A la fin de la guerre, ils font défiler les femmes, la main droite levée, les cheveux rasés, ne leur laissant qu’une mèche peinte en rouge. Ils les obligent à passer devant la prison, pour que leurs maris emprisonnés voient "comme elles sont belles". Je revois ces femmes, leur petit bouquet rouge sur la tête. J’ai dix ans. Je cherche ma mère, visage après visage. Ta maman n’est pas là, va-t-en vite, cours ! Elle n’y est pas. Ma tante l’a cachée. La nuit, ils cognent à la porte. Ils crient des choses sales. Moi, je suis timide, je n’ose pas répondre. Mon grand-père est mis en prison parce que mon père n’est pas là. Je lui apporte à manger par une fenêtre. Il y a du sang jusqu’à mi-hauteur du mur. On dirait un abattoir, tellement ils saignent du nez et des oreilles. Une voisine est avec moi. Elle regarde à son tour par la fenêtre, elle ne voit pas son père. Je l’aide à grimper par-dessus le mur. Son père est attaché à une chaise, ils sont en train de le battre. Ils sont quatre. Ils ne s’arrêtent que lorsqu’il s’évanouit. Ses camarades lui ôtent sa chemise pour le laver. La peau reste collée au tissu. Puis au mari de la cousine à ma mère, ils lui cassent les jambes. Les femmes se rassemblent autour de la prison pour réclamer que cesse le massacre. Mais le massacre continue. Quand on libère Grand-père, seul un gitan sort avec lui. Tous les autres ont été battus à mort.

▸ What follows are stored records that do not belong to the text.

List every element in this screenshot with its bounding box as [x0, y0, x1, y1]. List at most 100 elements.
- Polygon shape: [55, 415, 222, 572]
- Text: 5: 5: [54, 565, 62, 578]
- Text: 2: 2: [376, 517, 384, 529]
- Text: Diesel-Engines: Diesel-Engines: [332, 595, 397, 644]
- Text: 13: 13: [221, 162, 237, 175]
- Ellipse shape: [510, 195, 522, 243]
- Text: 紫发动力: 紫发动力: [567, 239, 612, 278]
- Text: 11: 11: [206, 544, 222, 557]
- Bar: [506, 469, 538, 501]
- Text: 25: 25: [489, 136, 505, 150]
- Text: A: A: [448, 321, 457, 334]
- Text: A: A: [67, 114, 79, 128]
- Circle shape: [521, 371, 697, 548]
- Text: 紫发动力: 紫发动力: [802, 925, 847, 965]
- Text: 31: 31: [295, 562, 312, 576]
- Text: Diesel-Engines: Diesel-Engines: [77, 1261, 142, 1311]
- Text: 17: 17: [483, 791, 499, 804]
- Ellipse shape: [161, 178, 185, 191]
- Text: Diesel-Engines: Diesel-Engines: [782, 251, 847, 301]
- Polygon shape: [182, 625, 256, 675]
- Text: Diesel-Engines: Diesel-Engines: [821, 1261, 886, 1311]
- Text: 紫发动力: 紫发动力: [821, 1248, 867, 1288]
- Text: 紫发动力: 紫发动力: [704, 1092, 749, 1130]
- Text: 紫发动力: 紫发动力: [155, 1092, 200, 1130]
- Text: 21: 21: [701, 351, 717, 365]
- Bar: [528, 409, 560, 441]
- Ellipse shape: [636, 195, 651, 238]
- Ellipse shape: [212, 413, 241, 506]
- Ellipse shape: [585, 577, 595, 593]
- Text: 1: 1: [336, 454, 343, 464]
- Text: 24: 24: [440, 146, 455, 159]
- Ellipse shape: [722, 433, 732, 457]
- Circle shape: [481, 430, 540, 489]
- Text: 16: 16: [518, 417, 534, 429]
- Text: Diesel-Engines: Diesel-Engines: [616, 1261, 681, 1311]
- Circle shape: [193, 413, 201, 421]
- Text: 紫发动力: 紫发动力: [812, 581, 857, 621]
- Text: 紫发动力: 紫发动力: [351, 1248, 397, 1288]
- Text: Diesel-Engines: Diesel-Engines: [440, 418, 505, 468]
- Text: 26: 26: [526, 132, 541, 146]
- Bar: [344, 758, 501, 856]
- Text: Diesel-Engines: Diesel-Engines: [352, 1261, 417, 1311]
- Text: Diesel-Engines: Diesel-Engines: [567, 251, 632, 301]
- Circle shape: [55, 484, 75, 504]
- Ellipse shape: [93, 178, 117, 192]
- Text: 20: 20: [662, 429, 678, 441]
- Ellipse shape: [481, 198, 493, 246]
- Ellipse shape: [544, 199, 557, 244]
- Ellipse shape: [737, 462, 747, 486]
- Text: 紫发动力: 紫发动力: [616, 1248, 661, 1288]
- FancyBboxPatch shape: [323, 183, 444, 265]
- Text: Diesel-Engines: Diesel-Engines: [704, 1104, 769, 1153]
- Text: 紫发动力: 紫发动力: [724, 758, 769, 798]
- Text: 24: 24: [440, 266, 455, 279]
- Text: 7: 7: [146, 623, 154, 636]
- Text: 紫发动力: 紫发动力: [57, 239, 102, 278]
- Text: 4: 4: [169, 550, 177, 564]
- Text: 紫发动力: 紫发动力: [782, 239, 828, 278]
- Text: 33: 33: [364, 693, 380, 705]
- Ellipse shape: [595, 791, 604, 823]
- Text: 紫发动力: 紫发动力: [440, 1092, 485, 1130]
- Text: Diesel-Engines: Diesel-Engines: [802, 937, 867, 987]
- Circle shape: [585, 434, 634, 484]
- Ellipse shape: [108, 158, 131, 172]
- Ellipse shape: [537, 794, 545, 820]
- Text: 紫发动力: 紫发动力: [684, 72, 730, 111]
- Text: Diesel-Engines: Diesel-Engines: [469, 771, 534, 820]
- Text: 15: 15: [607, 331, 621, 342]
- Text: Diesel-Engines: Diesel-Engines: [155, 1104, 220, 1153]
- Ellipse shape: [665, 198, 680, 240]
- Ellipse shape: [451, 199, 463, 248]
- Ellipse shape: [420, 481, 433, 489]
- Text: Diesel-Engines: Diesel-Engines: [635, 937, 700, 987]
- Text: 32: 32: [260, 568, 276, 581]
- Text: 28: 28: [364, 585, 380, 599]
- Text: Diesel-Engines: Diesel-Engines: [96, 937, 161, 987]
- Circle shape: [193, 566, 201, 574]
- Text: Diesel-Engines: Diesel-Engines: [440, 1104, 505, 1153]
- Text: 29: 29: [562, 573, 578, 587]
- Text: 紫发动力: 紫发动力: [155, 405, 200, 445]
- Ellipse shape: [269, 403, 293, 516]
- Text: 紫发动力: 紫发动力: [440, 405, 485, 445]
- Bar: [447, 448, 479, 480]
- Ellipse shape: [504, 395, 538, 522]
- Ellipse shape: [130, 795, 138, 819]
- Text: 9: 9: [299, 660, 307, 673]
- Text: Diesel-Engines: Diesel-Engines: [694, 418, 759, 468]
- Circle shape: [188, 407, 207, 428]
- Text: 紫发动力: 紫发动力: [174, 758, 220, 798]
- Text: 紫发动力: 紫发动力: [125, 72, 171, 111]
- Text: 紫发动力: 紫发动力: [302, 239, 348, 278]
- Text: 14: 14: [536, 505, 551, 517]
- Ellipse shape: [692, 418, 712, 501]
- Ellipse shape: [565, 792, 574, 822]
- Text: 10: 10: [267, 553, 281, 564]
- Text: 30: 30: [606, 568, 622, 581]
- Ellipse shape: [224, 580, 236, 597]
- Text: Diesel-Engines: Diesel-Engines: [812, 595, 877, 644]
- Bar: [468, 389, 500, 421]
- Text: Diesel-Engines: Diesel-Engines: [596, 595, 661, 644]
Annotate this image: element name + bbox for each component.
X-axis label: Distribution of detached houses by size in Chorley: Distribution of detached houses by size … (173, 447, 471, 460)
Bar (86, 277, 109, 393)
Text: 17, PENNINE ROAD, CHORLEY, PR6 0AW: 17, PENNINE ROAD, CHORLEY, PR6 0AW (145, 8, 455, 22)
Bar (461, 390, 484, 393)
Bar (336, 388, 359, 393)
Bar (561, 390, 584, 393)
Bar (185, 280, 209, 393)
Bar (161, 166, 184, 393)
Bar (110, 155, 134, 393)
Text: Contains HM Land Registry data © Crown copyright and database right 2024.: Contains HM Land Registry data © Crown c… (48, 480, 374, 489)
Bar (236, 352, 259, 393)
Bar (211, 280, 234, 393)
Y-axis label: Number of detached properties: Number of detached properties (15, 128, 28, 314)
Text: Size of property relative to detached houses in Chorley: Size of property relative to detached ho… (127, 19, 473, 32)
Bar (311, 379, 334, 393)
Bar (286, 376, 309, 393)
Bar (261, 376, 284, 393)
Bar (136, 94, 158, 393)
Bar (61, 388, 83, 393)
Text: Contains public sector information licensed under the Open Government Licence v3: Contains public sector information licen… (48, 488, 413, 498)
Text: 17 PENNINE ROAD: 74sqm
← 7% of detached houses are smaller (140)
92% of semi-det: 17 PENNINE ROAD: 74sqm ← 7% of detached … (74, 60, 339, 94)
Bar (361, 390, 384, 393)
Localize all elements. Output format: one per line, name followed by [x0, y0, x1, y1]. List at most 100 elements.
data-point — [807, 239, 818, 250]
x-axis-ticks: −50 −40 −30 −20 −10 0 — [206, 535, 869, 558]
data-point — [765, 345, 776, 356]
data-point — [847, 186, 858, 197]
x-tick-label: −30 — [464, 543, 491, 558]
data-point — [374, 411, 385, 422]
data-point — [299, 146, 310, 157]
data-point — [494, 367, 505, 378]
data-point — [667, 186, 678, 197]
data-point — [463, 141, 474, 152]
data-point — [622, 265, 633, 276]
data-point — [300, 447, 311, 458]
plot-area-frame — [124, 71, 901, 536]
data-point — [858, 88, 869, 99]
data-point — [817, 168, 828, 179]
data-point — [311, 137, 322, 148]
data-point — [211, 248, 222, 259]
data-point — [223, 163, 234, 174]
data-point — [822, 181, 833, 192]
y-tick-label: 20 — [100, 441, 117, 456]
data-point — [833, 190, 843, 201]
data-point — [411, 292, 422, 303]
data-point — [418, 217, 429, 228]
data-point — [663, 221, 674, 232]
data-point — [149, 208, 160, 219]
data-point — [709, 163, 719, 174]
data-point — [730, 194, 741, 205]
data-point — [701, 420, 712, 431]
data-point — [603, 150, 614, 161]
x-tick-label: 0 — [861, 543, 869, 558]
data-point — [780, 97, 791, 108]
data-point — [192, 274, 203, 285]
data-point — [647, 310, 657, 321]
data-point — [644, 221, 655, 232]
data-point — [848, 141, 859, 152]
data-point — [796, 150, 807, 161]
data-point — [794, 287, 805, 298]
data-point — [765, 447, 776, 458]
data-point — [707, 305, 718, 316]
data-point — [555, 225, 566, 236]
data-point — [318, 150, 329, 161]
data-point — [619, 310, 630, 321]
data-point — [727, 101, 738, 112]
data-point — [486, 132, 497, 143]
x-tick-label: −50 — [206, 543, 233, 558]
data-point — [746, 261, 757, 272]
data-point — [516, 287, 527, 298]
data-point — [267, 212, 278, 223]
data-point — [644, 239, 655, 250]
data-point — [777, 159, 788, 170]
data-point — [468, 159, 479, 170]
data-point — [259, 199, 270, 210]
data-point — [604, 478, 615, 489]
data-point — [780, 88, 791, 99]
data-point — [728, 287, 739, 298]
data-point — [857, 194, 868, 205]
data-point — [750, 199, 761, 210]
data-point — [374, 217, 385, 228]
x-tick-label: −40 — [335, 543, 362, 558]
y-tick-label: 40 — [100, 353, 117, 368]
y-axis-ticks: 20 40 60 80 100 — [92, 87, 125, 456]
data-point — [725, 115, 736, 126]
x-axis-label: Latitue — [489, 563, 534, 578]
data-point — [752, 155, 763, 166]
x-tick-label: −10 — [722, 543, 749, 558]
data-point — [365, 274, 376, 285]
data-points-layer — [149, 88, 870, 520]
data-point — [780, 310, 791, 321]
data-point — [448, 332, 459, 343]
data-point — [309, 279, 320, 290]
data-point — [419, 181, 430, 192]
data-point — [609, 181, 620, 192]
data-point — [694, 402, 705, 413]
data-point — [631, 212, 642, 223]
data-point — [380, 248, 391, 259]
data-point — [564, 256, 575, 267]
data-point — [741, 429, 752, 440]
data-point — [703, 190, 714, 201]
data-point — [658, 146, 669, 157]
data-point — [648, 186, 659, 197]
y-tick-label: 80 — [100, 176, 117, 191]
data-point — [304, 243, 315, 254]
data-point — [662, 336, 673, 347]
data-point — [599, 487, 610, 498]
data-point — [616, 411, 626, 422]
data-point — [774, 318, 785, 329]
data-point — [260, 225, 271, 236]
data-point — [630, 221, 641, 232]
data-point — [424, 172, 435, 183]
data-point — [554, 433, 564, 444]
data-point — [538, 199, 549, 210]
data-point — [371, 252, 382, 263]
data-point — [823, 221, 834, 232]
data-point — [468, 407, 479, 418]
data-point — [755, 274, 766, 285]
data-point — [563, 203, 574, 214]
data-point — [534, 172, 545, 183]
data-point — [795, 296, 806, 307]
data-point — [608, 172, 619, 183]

Je sais avant même que Daniel me le dise ce qu'il veut que j'écrive. Je prends peur, moi qui porte le nom d'un jeune mort. Je lui écris l'histoire d'un petit garçon qui apprend à effacer les mauvais souvenirs. Daniel ne veut pas effacer. Il revient à la charge. Il me raconte des lambeaux de son histoire perdue. Les souvenirs qu'on n'a pas laissent des trous dans l'âme.
La sienne est pleine de courants d'air. Mais il reste assez de chair à vif pour écrire.
Alors j'écris son histoire. Celle d'une petite fille. Toutes les histoires sont des petites filles que dévorent les loups. Mais cette petite-là ne se laisse pas faire, elle est née d'une grande Histoire... d'amour. Quand il ne reste plus rien, il reste l'amour. La haine est la défaite de l'imagination, écrivait G. Greene. L'amour est sa victoire. Tro-héol est une victoire de l'amour. Rien de ce qui est arrivé n'est irrémédiable.